De cette perspective, où le yogi se sent pris dans la « cage » des sens et des désirs corporels, la Grande Puissance Cosmique CHINNAMASTA apparaît comme étant la Libératrice et la Salvatrice de l’esclavage de la matière grossière. Dans l’extase du bonheur qu’elle expérimente à chaque instant, CHINNAMASTA peut boire tout le sang qui exprime ici les joies et les souffrances, les douleurs et les aspirations de la vie incarnée, absorbant, sublimant et alchimisant instantanément toute l’expérience fragmentée du temps, avec les déceptions et les illusions que cette expérience provoque à l’être humain. Elle réalise cet extraordinaire processus d’absorption et de transformation de ce qui est, en dernière instance, illusoire et éphémère, sans jamais oublier sa nature divine essentielle, qui est la nature immuable et éternelle du Soi Suprême (ATMAN). Bien que la forme sous laquelle elle apparaît soit terrible et terrifiante, pourtant CHINNAMASTA représente l’une des énergies subtiles bénéfiques et profondément transformatrices du Macrocosme, ainsi que du microcosme de l’être humain.

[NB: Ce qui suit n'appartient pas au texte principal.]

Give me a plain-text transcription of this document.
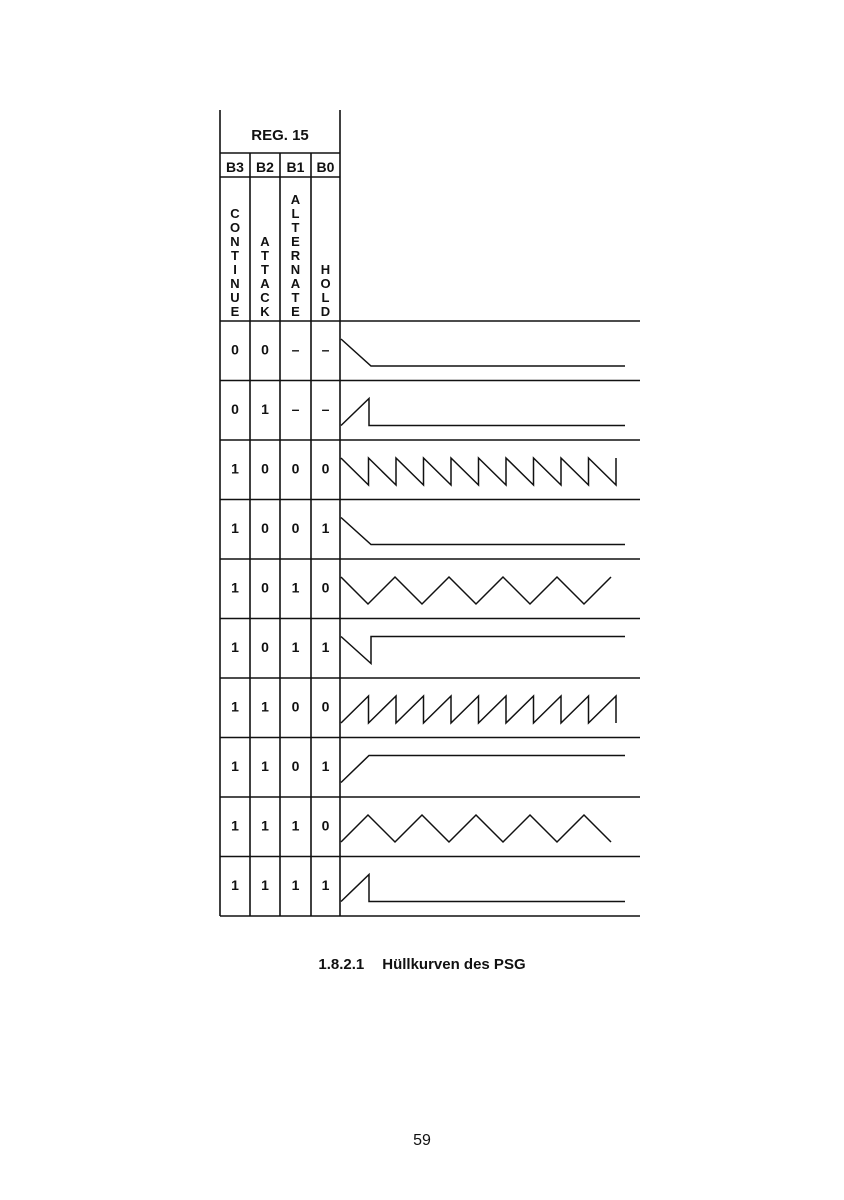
REG. 15
B3 B2 B1 B0
C
O
N
T
I
N
U
E
A
T
T
A
C
K
A
L
T
E
R
N
A
T
E
H
O
L
D
0 0 – –
0 1 – –
1 0 0 0
1 0 0 1
1 0 1 0
1 0 1 1
1 1 0 0
1 1 0 1
1 1 1 0
1 1 1 1
1.8.2.1 Hüllkurven des PSG
59
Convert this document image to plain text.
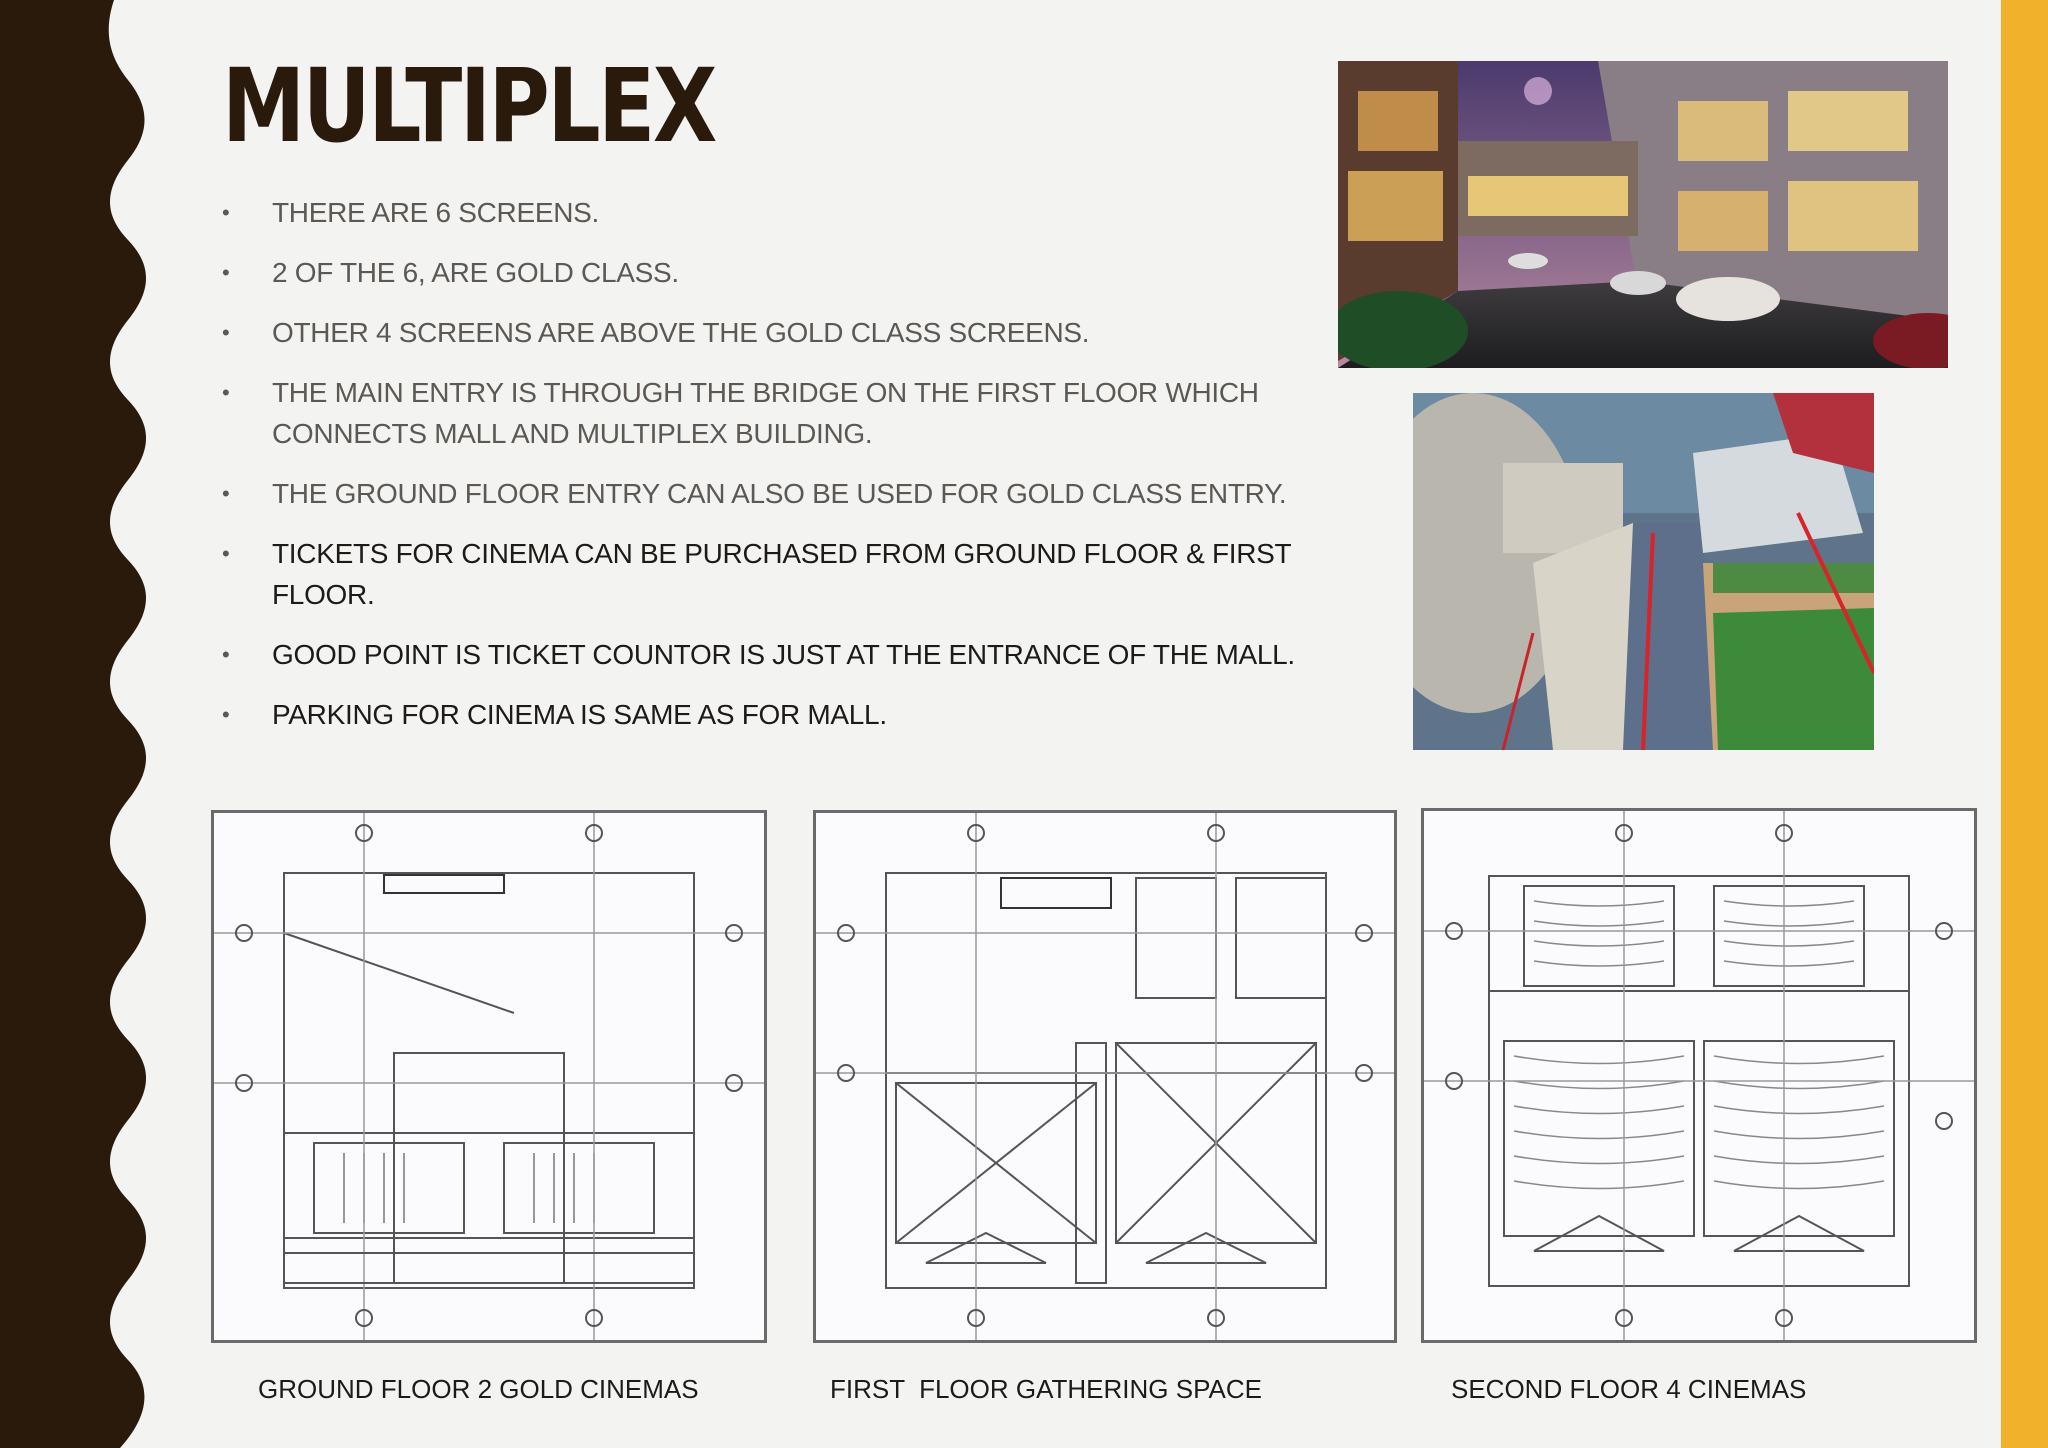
MULTIPLEX
• THERE ARE 6 SCREENS.
• 2 OF THE 6, ARE GOLD CLASS.
• OTHER 4 SCREENS ARE ABOVE THE GOLD CLASS SCREENS.
• THE MAIN ENTRY IS THROUGH THE BRIDGE ON THE FIRST FLOOR WHICH CONNECTS MALL AND MULTIPLEX BUILDING.
• THE GROUND FLOOR ENTRY CAN ALSO BE USED FOR GOLD CLASS ENTRY.
• TICKETS FOR CINEMA CAN BE PURCHASED FROM GROUND FLOOR & FIRST FLOOR.
• GOOD POINT IS TICKET COUNTOR IS JUST AT THE ENTRANCE OF THE MALL.
• PARKING FOR CINEMA IS SAME AS FOR MALL.
GROUND FLOOR 2 GOLD CINEMAS	FIRST  FLOOR GATHERING SPACE	SECOND FLOOR 4 CINEMAS
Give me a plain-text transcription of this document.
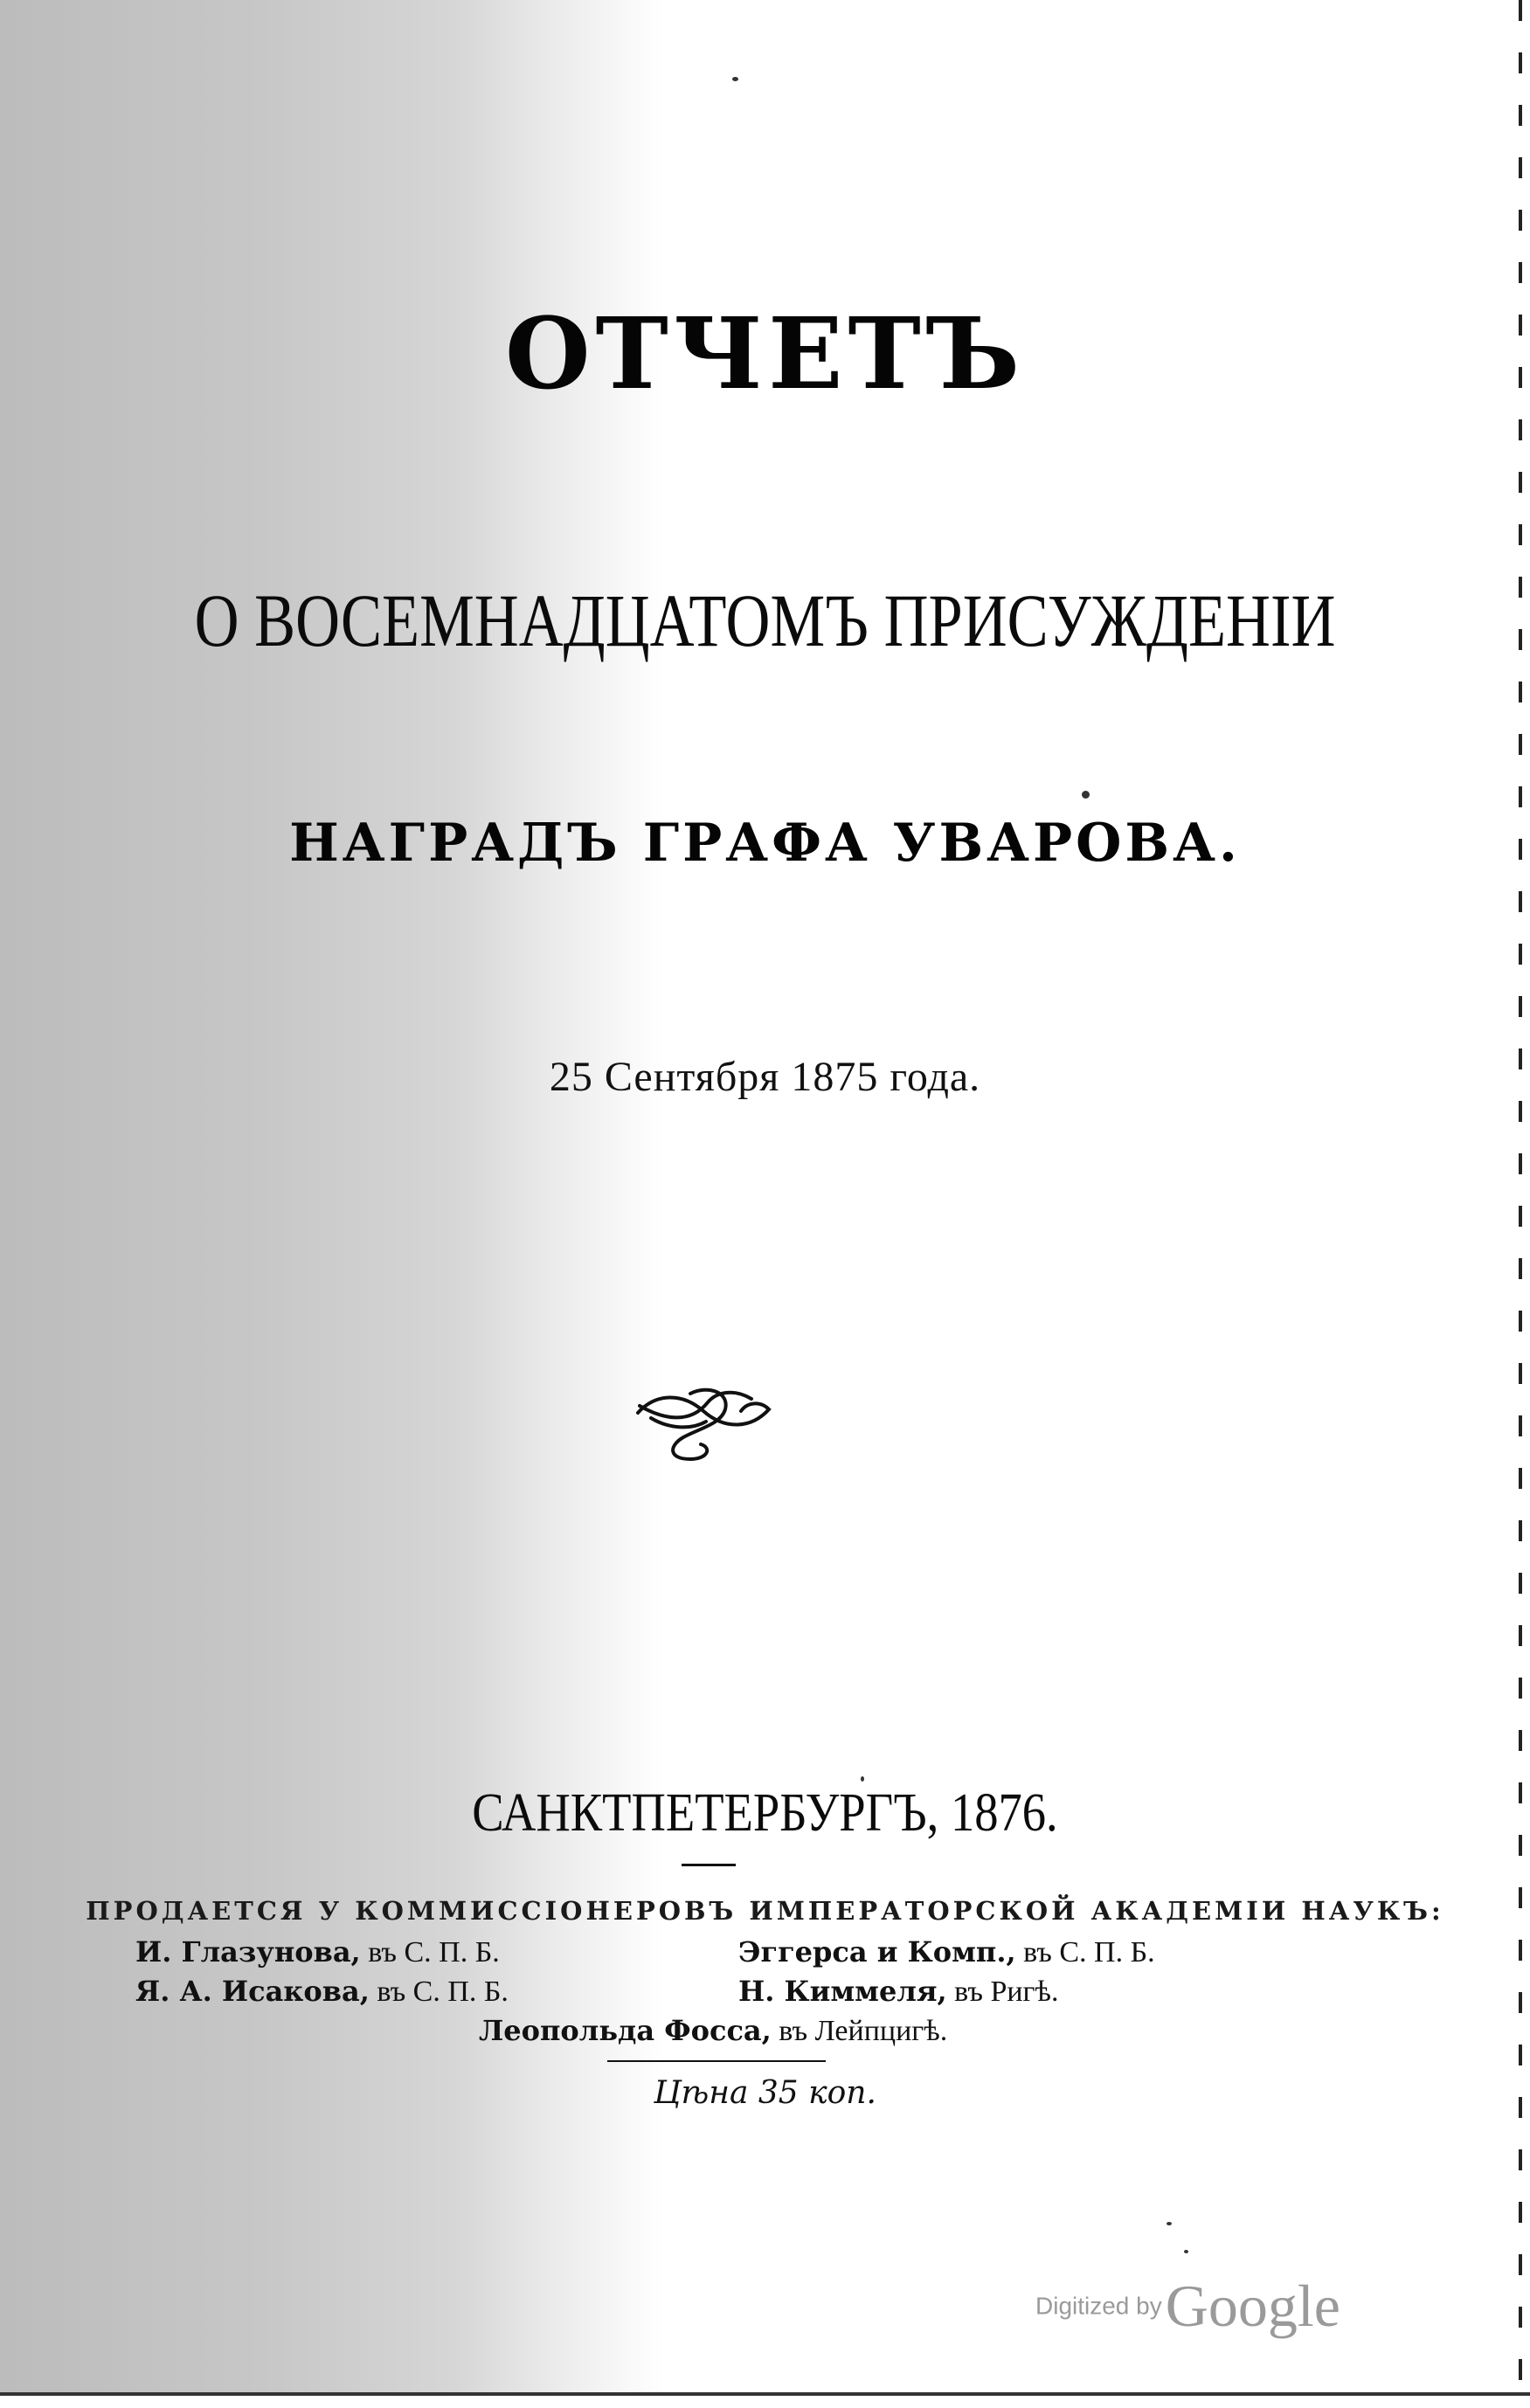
ОТЧЕТЪ
О ВОСЕМНАДЦАТОМЪ ПРИСУЖДЕНІИ
НАГРАДЪ ГРАФА УВАРОВА.
25 Сентября 1875 года.
САНКТПЕТЕРБУРГЪ, 1876.
ПРОДАЕТСЯ У КОММИССІОНЕРОВЪ ИМПЕРАТОРСКОЙ АКАДЕМІИ НАУКЪ:
И. Глазунова, въ С. П. Б.
Я. А. Исакова, въ С. П. Б.
Эггерса и Комп., въ С. П. Б.
Н. Киммеля, въ Ригѣ.
Леопольда Фосса, въ Лейпцигѣ.
Цѣна 35 коп.
Digitized by Google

Corrélations entre CHINNAMASTA et d’autres divinités du panthéon tantrique

Il existe une étroite corrélation entre CHINNAMASTA et KALI, dans le sens que la Grande Puissance Cosmique CHINNAMASTA représente (dans une certaine perspective) la concrétisation de l’énergie qui est spécifique à KALI et qui est aussi orientée vers la transformation spirituelle de l’aspirant sincère à la perfection. Sous cet aspect, CHINNAMASTA est nommée PRACHANDA CHANDIKA, s’identifiant ainsi à la forme la plus terrible de KALI (qui est CHANDI).

D’autre part, son aspect terrible peut être corrélé aussi avec la Grande Puissance Cosmique TRIPURA BHAIRAVI, CHINNAMASTA étant, de même que BHAIRAVI, une grande lutteuse. Cependant, alors que Bhairavi résonne plus avec les énergies telluriques fondamentales (son abri étant, MULADHARA CHAKRA), CHINNAMASTA est plus en consonance avec les forces subtiles dynamiques de l’air. De ce point de vue, on peut affirmer que Chinnamasta agit avec prédilection en ce qu’on appelle „le monde intermédiaire”, le „monde” (ou plan, niveau de la Création) qui fait la liaison entre le plan transcendant et celui immanent de la manifestation.

Elle représente donc la „foudre” qui unit le Ciel avec la Terre (ce qui dans une analogie significative constitue le mental et le corps de l’être humain), ayant le but fondamental de nous libérer des limites inhérentes à notre condition d’esprits incarnés. Si CHANDI (l’aspect le plus terrible de KALI) détruit les démons et les entités sataniques, l’aspect de PRACHANDA CHANDIKA de CHINNAMASTA détruite aussi le plus important „ennemi” de la spiritualité, qui est l’ego.

D’une autre perspective, CHINNAMASTA est souvent identifiée à INDRANI, qui est la contrepartie féminine du grand dieu védique INDRA, étant ainsi la plus importante déesse des Védas. INDRANI est nommée aussi VAIROCHANI, „Celle très brillante”, „Celle qui irradie avec force”, et aussi DURGA, la déesse terrible qui est décrite de la même manière. Mais comme une particularité, CHINNAMASTA est nommée VAJRA VAIROCHANI, „Celle qui brille avec la foudre dans la main”. Comme on le sait, la foudre représente l’„arme” d’action d’INDRA, lui-même considéré le dieu diamant, personnification de l’illumination spirituelle instantanée.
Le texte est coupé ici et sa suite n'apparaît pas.